Bi-directional updates of Legacy status fields and new Life Cycle stage and status

Ed Laar
Mega Guru

Hi community,

There is some confusion on the bi-directional updates the Legacy CMDB status fields and the new Life Cycle stage and status fields.
In a CSDM video is stated that bi-directional updates work with some exceptions. There is also an article on this community where the explanation including exceptions is done.

To prevent from surprises: Does anyone have operational, day2day experience with this bi-directional updates? As far as we have tested all works fine but I want to be sure about this before enabling this in production.

In our scenario there is a one to one mapping between the legacy and new fields. 

 

Looking forward to your responses,

 

Best regards,

 

Ed

1 REPLY 1

Lyle Taylor
Tera Expert

The bidirectional mapping works but has caused us some issues that we have had to work around. Our issues are due to two main problems with the mapping functionality:

  1. You can only map a legacy field value to a single new Life Cycle Stage/Status value, and there are many more new Life Cycle Stage/Status values than legacy values (for the OOB legacy fields we care about). We are doing bidirectional mapping between either Install status or Operational status (which one depends on the class), and we had not customized the values of those fields. We care about those fields, because discovery will maintain them in certain situations, so we want those fields and the new fields to stay in sync.
  2. The business rule that does the forward mapping (legacy field -> life cycle fields) fires upon any change to the CI - not just when the field being mapped forward changes.
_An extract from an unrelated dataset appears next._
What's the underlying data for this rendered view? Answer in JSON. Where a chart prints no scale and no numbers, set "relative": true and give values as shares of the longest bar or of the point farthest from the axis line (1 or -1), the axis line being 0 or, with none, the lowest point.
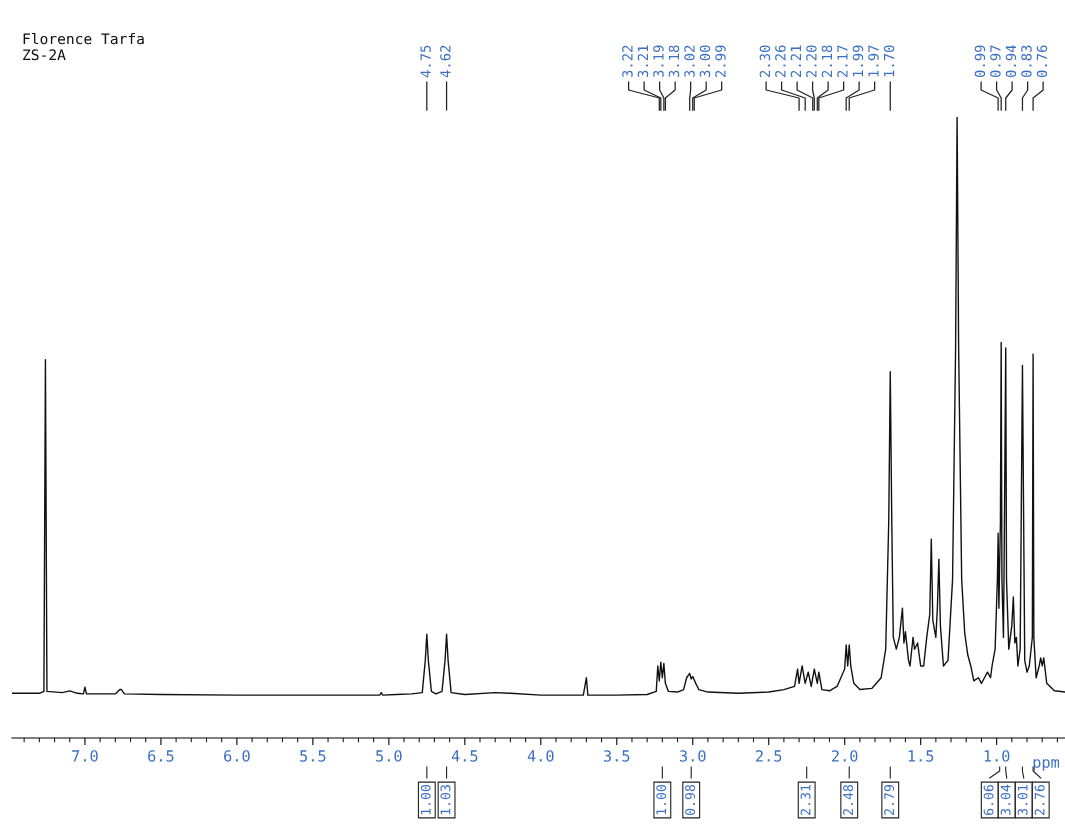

Note that if the legacy field you care about has legacy values corresponding to every new life cycle value (that is, every new life cycle value can be reverse mapped to a legacy value), this issue will not affect you.

 

This affected us in a couple different ways. The first issue means that if a user selects a new life cycle value that does not have a reverse mapping for it (because there aren't enough legacy values to reverse map to), the legacy field value does not change, and effectively becomes out of sync with the new fields.

 

For example, on a server, Install status only has 2 values that correspond to a server that is deployed and in use or retired: Installed and Retired - Installed corresponds to Operational, and Retired corresponds to End of Life.  However, Life Cycle Stage Status has 3 values for the Operational stage, and many more for the End of Life stage. By default Installed forward maps to Operational/In Use, and Retired forward maps to End of Life/Retired.

 

The issue occurs when, for example, you move an Operational/In Use server to, say, End of Life/Pending Disposal. That server is clearly retired based on the new field values, but because there is no reverse mapping that tells the system that Install status should now be set to Retired instead of Installed, it stays set to Installed and becomes out of sync.

 

This is where the second issue comes in. So, the legacy and new fields are out of sync, and the business rule that performs the forward mapping (from the legacy to the new fields) fires on update, but without qualification, so it runs on all updates. When it runs, it compares the legacy field with the new fields, and if they're out of sync according to the mapping definitions, it forward maps the legacy field to the new fields. So, in the example above, our retired server gets updated so that Life Cycle Stage and Life Cycle Stage Status match the value in the Install status field (Installed), and sets it back to Operational/In Use.

 

This specific scenario bit us on a large number of servers, and has affected us with other classes as well. There is a work around, but it also has its issues in this specific scenario.

 

The workaround is to define custom legacy values for each of the additional new values that you want to use. So, for our server case, that means adding a new custom value to Install status that we can map to End of Life/Pending Disposal. This "fixes" the out of sync issue but introduces a new issue. OOB, when a retired server (Install status = Retired) is discovered, it will set Install status back to Installed. We want this to happen. However, now that we have to set Install status to a custom value for our retired server, the code that sets a discovered server that was Retired back to Installed no longer works. So, we've traded one issue for another in implementing the workaround.